Why doesn't OrderedDict use super?

2019-03-31 04:48发布

问题:

We can create an OrderedCounter trivially by using multiple inheritance:

>>> from collections import Counter, OrderedDict
>>> class OrderedCounter(Counter, OrderedDict): 
...     pass
...
>>> OrderedCounter('Mississippi').items()
[('M', 1), ('i', 4), ('s', 4), ('p', 2)]

Correct me if I'm wrong, but this crucially relies on the fact that Counter uses super:

class Counter(dict):
    def __init__(*args, **kwds):
        ...
        super(Counter, self).__init__()
        ...

That is, the magic trick works because

>>> OrderedCounter.__mro__
(__main__.OrderedCounter,
 collections.Counter,
 collections.OrderedDict,
 dict,
 object)

The super call must delegate according to 'siblings before parents' rule of the mro, whence the custom class uses an OrderedDict as the storage backend.

However a colleague recently pointed out, to my surprise, that OrderedDict doesn't use super:

def __setitem__(self, key, value,
                dict_setitem=dict.__setitem__, proxy=_proxy, Link=_Link):
    ... 
    # <some weird stuff to maintain the ordering here>
    dict_setitem(self, key, value)

At first I thought it could be because OrderedDict came first and Raymond didn't bother to change it later, but it seems that super predates OrderedDict.

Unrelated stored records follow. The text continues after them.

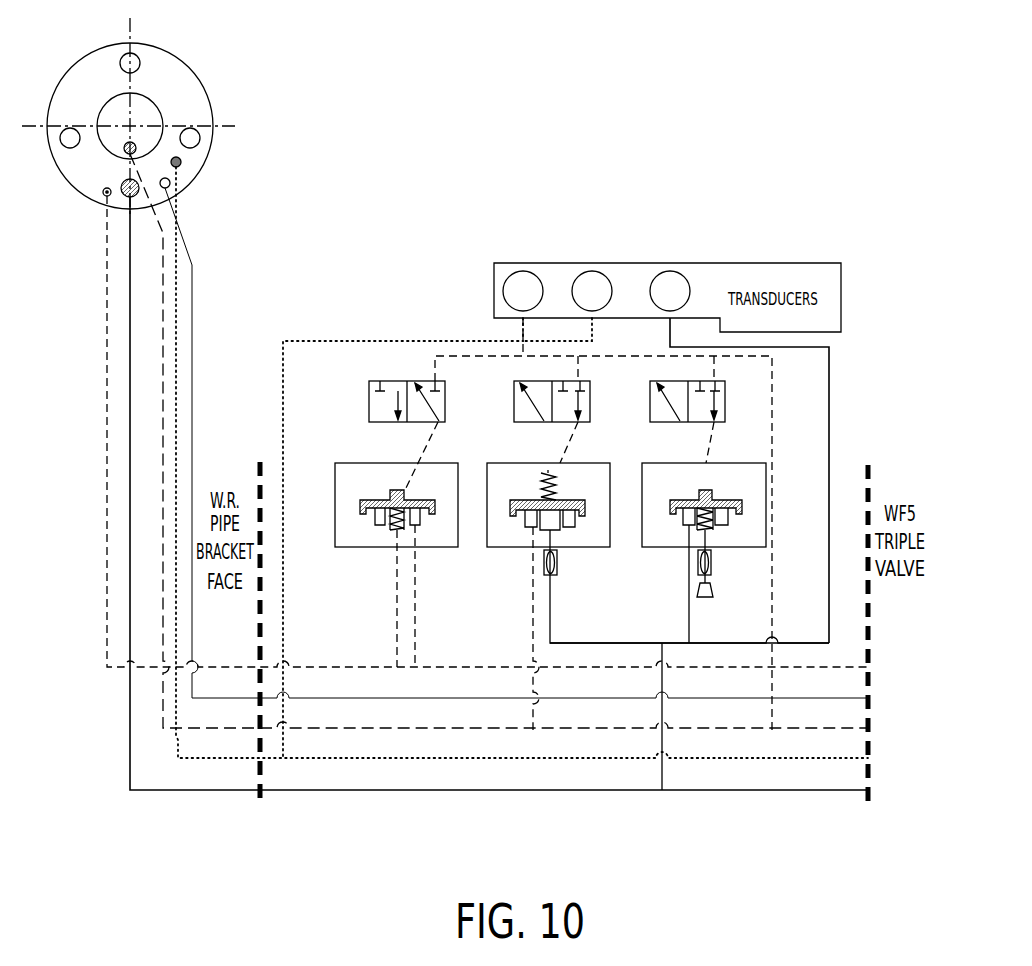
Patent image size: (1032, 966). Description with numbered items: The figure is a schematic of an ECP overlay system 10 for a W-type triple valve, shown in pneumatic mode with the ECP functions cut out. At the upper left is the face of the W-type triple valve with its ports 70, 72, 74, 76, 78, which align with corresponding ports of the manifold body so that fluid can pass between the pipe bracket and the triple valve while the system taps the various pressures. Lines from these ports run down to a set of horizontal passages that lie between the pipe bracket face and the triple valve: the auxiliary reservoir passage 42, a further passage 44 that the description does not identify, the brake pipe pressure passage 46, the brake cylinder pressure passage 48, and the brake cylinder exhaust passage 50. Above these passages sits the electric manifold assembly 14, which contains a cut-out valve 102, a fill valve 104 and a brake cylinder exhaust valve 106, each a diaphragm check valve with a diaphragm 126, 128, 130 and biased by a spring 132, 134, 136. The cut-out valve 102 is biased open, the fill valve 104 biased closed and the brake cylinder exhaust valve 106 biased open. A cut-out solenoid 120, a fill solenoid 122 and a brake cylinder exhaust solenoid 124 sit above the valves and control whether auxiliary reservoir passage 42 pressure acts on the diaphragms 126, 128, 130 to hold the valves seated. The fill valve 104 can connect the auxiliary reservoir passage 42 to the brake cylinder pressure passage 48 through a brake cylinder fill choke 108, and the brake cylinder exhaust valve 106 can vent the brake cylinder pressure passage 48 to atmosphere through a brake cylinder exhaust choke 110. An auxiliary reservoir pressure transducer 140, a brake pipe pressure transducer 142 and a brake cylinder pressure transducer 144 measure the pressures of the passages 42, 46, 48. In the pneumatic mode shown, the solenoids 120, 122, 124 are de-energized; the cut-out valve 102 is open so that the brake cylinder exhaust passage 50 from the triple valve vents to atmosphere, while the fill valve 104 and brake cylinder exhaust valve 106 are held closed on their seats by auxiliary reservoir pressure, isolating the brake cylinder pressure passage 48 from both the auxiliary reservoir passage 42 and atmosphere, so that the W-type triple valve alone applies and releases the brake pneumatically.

The ECP overlay system 10 is at (607, 92).
The electric manifold assembly 14 is at (867, 362).
The auxiliary reservoir passage 42 is at (610, 731).
The brake cylinder passage 44 is at (683, 699).
The brake pipe pressure passage 46 is at (735, 760).
The brake cylinder pressure passage 48 is at (790, 791).
The brake cylinder exhaust passage 50 is at (808, 668).
The port of the W-type triple valve 70 is at (141, 148).
The port of the W-type triple valve 72 is at (186, 162).
The port of the W-type triple valve 74 is at (174, 184).
The port of the W-type triple valve 76 is at (143, 190).
The port of the W-type triple valve 78 is at (100, 192).
The cut-out valve 102 is at (338, 542).
The fill valve 104 is at (628, 556).
The brake cylinder exhaust valve 106 is at (732, 547).
The brake cylinder fill choke 108 is at (560, 560).
The brake cylinder exhaust choke 110 is at (712, 562).
The cut-out solenoid 120 is at (369, 393).
The fill solenoid 122 is at (514, 393).
The brake cylinder exhaust solenoid 124 is at (725, 400).
The diaphragm 126 is at (362, 508).
The diaphragm 128 is at (518, 500).
The diaphragm 130 is at (742, 505).
The spring 132 is at (396, 530).
The spring 134 is at (552, 475).
The spring 136 is at (712, 528).
The auxiliary reservoir pressure transducer 140 is at (524, 270).
The brake pipe pressure transducer 142 is at (593, 270).
The brake cylinder pressure transducer 144 is at (671, 270).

Why does OrderedDict call dict.__setitem__ explicitly?

And why does it need to be a kwarg? Doesn't this cause trouble when using OrderedDict in diamond inheritance situations, since it passes directly to the parent class instead of delegating to the next in line in the mro?

回答1:

It's a microoptimization. Looking up a dict_setitem argument is slightly faster than looking up dict.__setitem__ or super().__setitem__.

This might cause problems with multiple inheritance if you have another class that overrides __setitem__, but OrderedDict isn't designed for that kind of diamond-structured method overriding anyway. For OrderedDict to support that, it'd have to make very careful guarantees about what another class's methods might see if they try to index the OrderedDict while the ordering information is inconsistent with the dict structure. Such guarantees would be way too messy to make.